Learn Small Amount Everyday

← Back to Home

Configuration Management: Separating Config from Code

Have you ever had to change a file path in five different scripts just because you moved a folder? Or accidentally pushed an API key to GitHub? If so, you need better configuration management.

The Problem: Hardcoded Values

Hardcoding is the practice of embedding data directly into the source code rather than obtaining it from external sources.

Bad Practice:

# main.py
API_KEY = "12345-secret-key"
DATA_PATH = "/Users/adipta/Downloads/data.csv"
MODEL_PARAMS = {"lr": 0.01, "epochs": 10}

def train():
    data = load(DATA_PATH)
    # ...

Why it's bad:

  1. Security Risk: Secrets in code get committed to version control.
  2. Portability: The code won't run on your colleague's machine (they don't have /Users/adipta).
  3. Flexibility: You have to edit the code to change hyperparameters.

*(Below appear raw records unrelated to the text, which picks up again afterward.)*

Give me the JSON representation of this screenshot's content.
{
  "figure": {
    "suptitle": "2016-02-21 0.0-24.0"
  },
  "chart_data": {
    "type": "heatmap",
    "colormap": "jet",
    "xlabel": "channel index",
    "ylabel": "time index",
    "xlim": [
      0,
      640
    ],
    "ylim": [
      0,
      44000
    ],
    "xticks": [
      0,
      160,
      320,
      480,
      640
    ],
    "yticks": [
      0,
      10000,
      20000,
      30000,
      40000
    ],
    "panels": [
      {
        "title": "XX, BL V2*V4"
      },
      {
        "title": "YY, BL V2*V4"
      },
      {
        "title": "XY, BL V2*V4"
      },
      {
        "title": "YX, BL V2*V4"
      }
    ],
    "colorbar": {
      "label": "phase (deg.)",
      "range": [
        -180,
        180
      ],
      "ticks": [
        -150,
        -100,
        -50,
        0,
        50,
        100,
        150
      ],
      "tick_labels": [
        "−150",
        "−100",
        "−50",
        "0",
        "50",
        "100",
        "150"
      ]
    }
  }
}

The Solution: External Configuration

Software engineering best practices dictate that configuration (things that change between deployments/runs) should be separated from code (logic that stays the same).

1. Environment Variables for Secrets

For sensitive data like passwords and API keys, use environment variables.

.env file:

API_KEY=12345-secret-key
DB_PASSWORD=supersecret

Python Code:

import os
from dotenv import load_dotenv

load_dotenv() # Load variables from .env

api_key = os.getenv("API_KEY")

2. YAML/JSON for Hyperparameters and Paths

For non-sensitive configuration like model parameters or file paths, use structured files like YAML.

config.yaml:

logging:
  level: "INFO"
data:
  path: "./data/raw/dataset.csv"
  test_split: 0.2
model:
  learning_rate: 0.01
  epochs: 100

Python Code:

import yaml

with open("config.yaml", "r") as f:
    config = yaml.safe_load(f)

print(f"Training with lr={config['model']['learning_rate']}")

Benefits for Data Science

  • Reproducibility: You can commit config.yaml to Git, documenting exactly what parameters created a specific model version.
  • Experimentation: You can run multiple experiments by simply pointing to different config files (e.g., python train.py --config config_v1.yaml).
  • Cleanliness: Your code focuses on logic, not settings.

Start separating your concerns today. Your future self (and your team) will thank you.